On Thu, Jun 11, 2015 at 2:53 PM, Bruce Momjian <bruce@momjian.us> wrote:
On Thu, Jun 11, 2015 at 08:39:05AM -0400, Bruce Momjian wrote: > On Thu, Jun 11, 2015 at 07:12:36AM +0200, hydra wrote: > > I am entering this discussion a bit late, so maybe I am missing the point. > > But SR is using xlog and there is a crc32 checksum on each xlog record. So > > why would you need to compare the whole thing again when each record has > > been approved during replication ? > > > > > > > > Hello Jan, > > you don't have it if you don't want to. However I'd like to have the > > possibility to do so and thus I was asking - is it possible? Are you guys doing > > it? > > > > The reasons are mentioned above, but still: > > - bugs can appear anywhere, > > - the bug report mentioned before also states to check the data, but does not > > give and hints how to do it, that's why I asked here > > The answer is "no".
You are falling into a trap I see often. There is a flaw in another database product, and you want Postgres to fix it or monitor for it. Postgres just doesn't have that problem to the same level. We have different problems, and we allocate resources to add features based on our own problems, not the problems of other database products.

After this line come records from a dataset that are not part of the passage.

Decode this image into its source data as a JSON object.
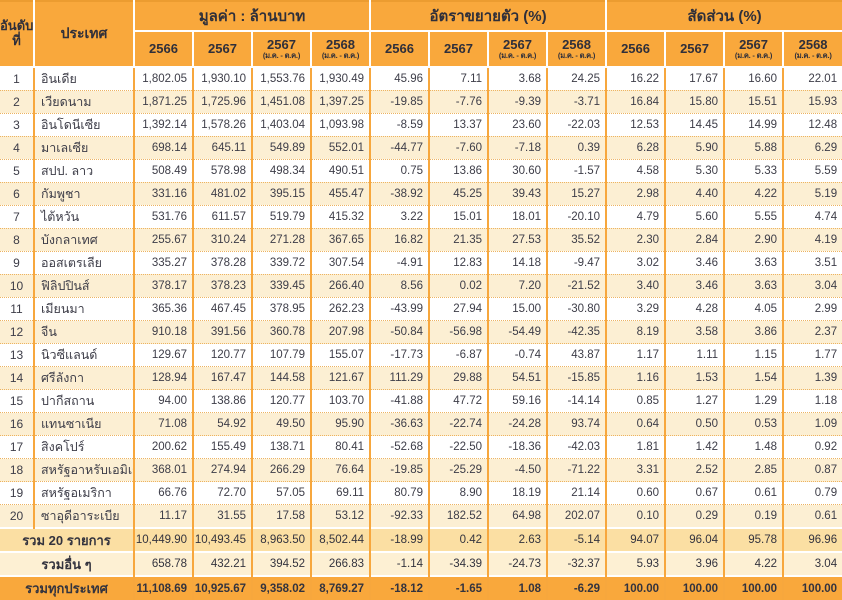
{
  "table": {
    "header": {
      "rank_label": "อันดับ\nที่",
      "country_label": "ประเทศ",
      "groups": [
        "มูลค่า : ล้านบาท",
        "อัตราขยายตัว (%)",
        "สัดส่วน (%)"
      ],
      "year_cols": [
        {
          "year": "2566",
          "sub": ""
        },
        {
          "year": "2567",
          "sub": ""
        },
        {
          "year": "2567",
          "sub": "(ม.ค. - ต.ค.)"
        },
        {
          "year": "2568",
          "sub": "(ม.ค. - ต.ค.)"
        },
        {
          "year": "2566",
          "sub": ""
        },
        {
          "year": "2567",
          "sub": ""
        },
        {
          "year": "2567",
          "sub": "(ม.ค. - ต.ค.)"
        },
        {
          "year": "2568",
          "sub": "(ม.ค. - ต.ค.)"
        },
        {
          "year": "2566",
          "sub": ""
        },
        {
          "year": "2567",
          "sub": ""
        },
        {
          "year": "2567",
          "sub": "(ม.ค. - ต.ค.)"
        },
        {
          "year": "2568",
          "sub": "(ม.ค. - ต.ค.)"
        }
      ]
    },
    "rows": [
      {
        "rank": "1",
        "country": "อินเดีย",
        "values": [
          "1,802.05",
          "1,930.10",
          "1,553.76",
          "1,930.49"
        ],
        "growth": [
          "45.96",
          "7.11",
          "3.68",
          "24.25"
        ],
        "share": [
          "16.22",
          "17.67",
          "16.60",
          "22.01"
        ]
      },
      {
        "rank": "2",
        "country": "เวียดนาม",
        "values": [
          "1,871.25",
          "1,725.96",
          "1,451.08",
          "1,397.25"
        ],
        "growth": [
          "-19.85",
          "-7.76",
          "-9.39",
          "-3.71"
        ],
        "share": [
          "16.84",
          "15.80",
          "15.51",
          "15.93"
        ]
      },
      {
        "rank": "3",
        "country": "อินโดนีเซีย",
        "values": [
          "1,392.14",
          "1,578.26",
          "1,403.04",
          "1,093.98"
        ],
        "growth": [
          "-8.59",
          "13.37",
          "23.60",
          "-22.03"
        ],
        "share": [
          "12.53",
          "14.45",
          "14.99",
          "12.48"
        ]
      },
      {
        "rank": "4",
        "country": "มาเลเซีย",
        "values": [
          "698.14",
          "645.11",
          "549.89",
          "552.01"
        ],
        "growth": [
          "-44.77",
          "-7.60",
          "-7.18",
          "0.39"
        ],
        "share": [
          "6.28",
          "5.90",
          "5.88",
          "6.29"
        ]
      },
      {
        "rank": "5",
        "country": "สปป. ลาว",
        "values": [
          "508.49",
          "578.98",
          "498.34",
          "490.51"
        ],
        "growth": [
          "0.75",
          "13.86",
          "30.60",
          "-1.57"
        ],
        "share": [
          "4.58",
          "5.30",
          "5.33",
          "5.59"
        ]
      },
      {
        "rank": "6",
        "country": "กัมพูชา",
        "values": [
          "331.16",
          "481.02",
          "395.15",
          "455.47"
        ],
        "growth": [
          "-38.92",
          "45.25",
          "39.43",
          "15.27"
        ],
        "share": [
          "2.98",
          "4.40",
          "4.22",
          "5.19"
        ]
      },
      {
        "rank": "7",
        "country": "ไต้หวัน",
        "values": [
          "531.76",
          "611.57",
          "519.79",
          "415.32"
        ],
        "growth": [
          "3.22",
          "15.01",
          "18.01",
          "-20.10"
        ],
        "share": [
          "4.79",
          "5.60",
          "5.55",
          "4.74"
        ]
      },
      {
        "rank": "8",
        "country": "บังกลาเทศ",
        "values": [
          "255.67",
          "310.24",
          "271.28",
          "367.65"
        ],
        "growth": [
          "16.82",
          "21.35",
          "27.53",
          "35.52"
        ],
        "share": [
          "2.30",
          "2.84",
          "2.90",
          "4.19"
        ]
      },
      {
        "rank": "9",
        "country": "ออสเตรเลีย",
        "values": [
          "335.27",
          "378.28",
          "339.72",
          "307.54"
        ],
        "growth": [
          "-4.91",
          "12.83",
          "14.18",
          "-9.47"
        ],
        "share": [
          "3.02",
          "3.46",
          "3.63",
          "3.51"
        ]
      },
      {
        "rank": "10",
        "country": "ฟิลิปปินส์",
        "values": [
          "378.17",
          "378.23",
          "339.45",
          "266.40"
        ],
        "growth": [
          "8.56",
          "0.02",
          "7.20",
          "-21.52"
        ],
        "share": [
          "3.40",
          "3.46",
          "3.63",
          "3.04"
        ]
      },
      {
        "rank": "11",
        "country": "เมียนมา",
        "values": [
          "365.36",
          "467.45",
          "378.95",
          "262.23"
        ],
        "growth": [
          "-43.99",
          "27.94",
          "15.00",
          "-30.80"
        ],
        "share": [
          "3.29",
          "4.28",
          "4.05",
          "2.99"
        ]
      },
      {
        "rank": "12",
        "country": "จีน",
        "values": [
          "910.18",
          "391.56",
          "360.78",
          "207.98"
        ],
        "growth": [
          "-50.84",
          "-56.98",
          "-54.49",
          "-42.35"
        ],
        "share": [
          "8.19",
          "3.58",
          "3.86",
          "2.37"
        ]
      },
      {
        "rank": "13",
        "country": "นิวซีแลนด์",
        "values": [
          "129.67",
          "120.77",
          "107.79",
          "155.07"
        ],
        "growth": [
          "-17.73",
          "-6.87",
          "-0.74",
          "43.87"
        ],
        "share": [
          "1.17",
          "1.11",
          "1.15",
          "1.77"
        ]
      },
      {
        "rank": "14",
        "country": "ศรีลังกา",
        "values": [
          "128.94",
          "167.47",
          "144.58",
          "121.67"
        ],
        "growth": [
          "111.29",
          "29.88",
          "54.51",
          "-15.85"
        ],
        "share": [
          "1.16",
          "1.53",
          "1.54",
          "1.39"
        ]
      },
      {
        "rank": "15",
        "country": "ปากีสถาน",
        "values": [
          "94.00",
          "138.86",
          "120.77",
          "103.70"
        ],
        "growth": [
          "-41.88",
          "47.72",
          "59.16",
          "-14.14"
        ],
        "share": [
          "0.85",
          "1.27",
          "1.29",
          "1.18"
        ]
      },
      {
        "rank": "16",
        "country": "แทนซาเนีย",
        "values": [
          "71.08",
          "54.92",
          "49.50",
          "95.90"
        ],
        "growth": [
          "-36.63",
          "-22.74",
          "-24.28",
          "93.74"
        ],
        "share": [
          "0.64",
          "0.50",
          "0.53",
          "1.09"
        ]
      },
      {
        "rank": "17",
        "country": "สิงคโปร์",
        "values": [
          "200.62",
          "155.49",
          "138.71",
          "80.41"
        ],
        "growth": [
          "-52.68",
          "-22.50",
          "-18.36",
          "-42.03"
        ],
        "share": [
          "1.81",
          "1.42",
          "1.48",
          "0.92"
        ]
      },
      {
        "rank": "18",
        "country": "สหรัฐอาหรับเอมิเรตส์",
        "values": [
          "368.01",
          "274.94",
          "266.29",
          "76.64"
        ],
        "growth": [
          "-19.85",
          "-25.29",
          "-4.50",
          "-71.22"
        ],
        "share": [
          "3.31",
          "2.52",
          "2.85",
          "0.87"
        ]
      },
      {
        "rank": "19",
        "country": "สหรัฐอเมริกา",
        "values": [
          "66.76",
          "72.70",
          "57.05",
          "69.11"
        ],
        "growth": [
          "80.79",
          "8.90",
          "18.19",
          "21.14"
        ],
        "share": [
          "0.60",
          "0.67",
          "0.61",
          "0.79"
        ]
      },
      {
        "rank": "20",
        "country": "ซาอุดีอาระเบีย",
        "values": [
          "11.17",
          "31.55",
          "17.58",
          "53.12"
        ],
        "growth": [
          "-92.33",
          "182.52",
          "64.98",
          "202.07"
        ],
        "share": [
          "0.10",
          "0.29",
          "0.19",
          "0.61"
        ]
      }
    ],
    "footer": [
      {
        "label": "รวม 20 รายการ",
        "values": [
          "10,449.90",
          "10,493.45",
          "8,963.50",
          "8,502.44"
        ],
        "growth": [
          "-18.99",
          "0.42",
          "2.63",
          "-5.14"
        ],
        "share": [
          "94.07",
          "96.04",
          "95.78",
          "96.96"
        ]
      },
      {
        "label": "รวมอื่น ๆ",
        "values": [
          "658.78",
          "432.21",
          "394.52",
          "266.83"
        ],
        "growth": [
          "-1.14",
          "-34.39",
          "-24.73",
          "-32.37"
        ],
        "share": [
          "5.93",
          "3.96",
          "4.22",
          "3.04"
        ]
      },
      {
        "label": "รวมทุกประเทศ",
        "values": [
          "11,108.69",
          "10,925.67",
          "9,358.02",
          "8,769.27"
        ],
        "growth": [
          "-18.12",
          "-1.65",
          "1.08",
          "-6.29"
        ],
        "share": [
          "100.00",
          "100.00",
          "100.00",
          "100.00"
        ]
      }
    ]
  },
  "colors": {
    "header_bg": "#F9A83C",
    "row_alt_bg": "#FCEFD3",
    "total_row_bg": "#FBDFA3",
    "others_row_bg": "#FDF0D3",
    "grand_row_bg": "#F9A83C",
    "grid_line": "#F7A73D",
    "dotted_line": "#EDB360",
    "text": "#3D3D48"
  }
}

I didn't bring up this topic because I would have problem with data replication consistency on MySQL. Indeed, I've been using different kinds of replication and after setting it up correctly (which took me some time), I've managed to live 3 years (while doing constant upgrades on the databases) without the data being different. It really helped me to know it's ok and many of the bugs that could have caused the data to differ could be spotted and monitored. Thankfully no data corruption occurred yet (to my best knowledge).
I've posted a real life experience of having a hard time doing a switchover and realizing something was wrong (data missing, old data present, etc.) with PostgreSQL. But it's general, not PostgreSQL specific, because: - every software has bugs, - replication involves software and hardware, both vulnerable to data corruption, - data in the database is one of the most critical parts in IT.
Please don't blindly close your eyes saying this does not affect PostgreSQL. Besides, you are not checking, how can you know?
It's like and old joke: A: "We never had a security incident" B: "Are you monitoring it?" A: "Err.. no."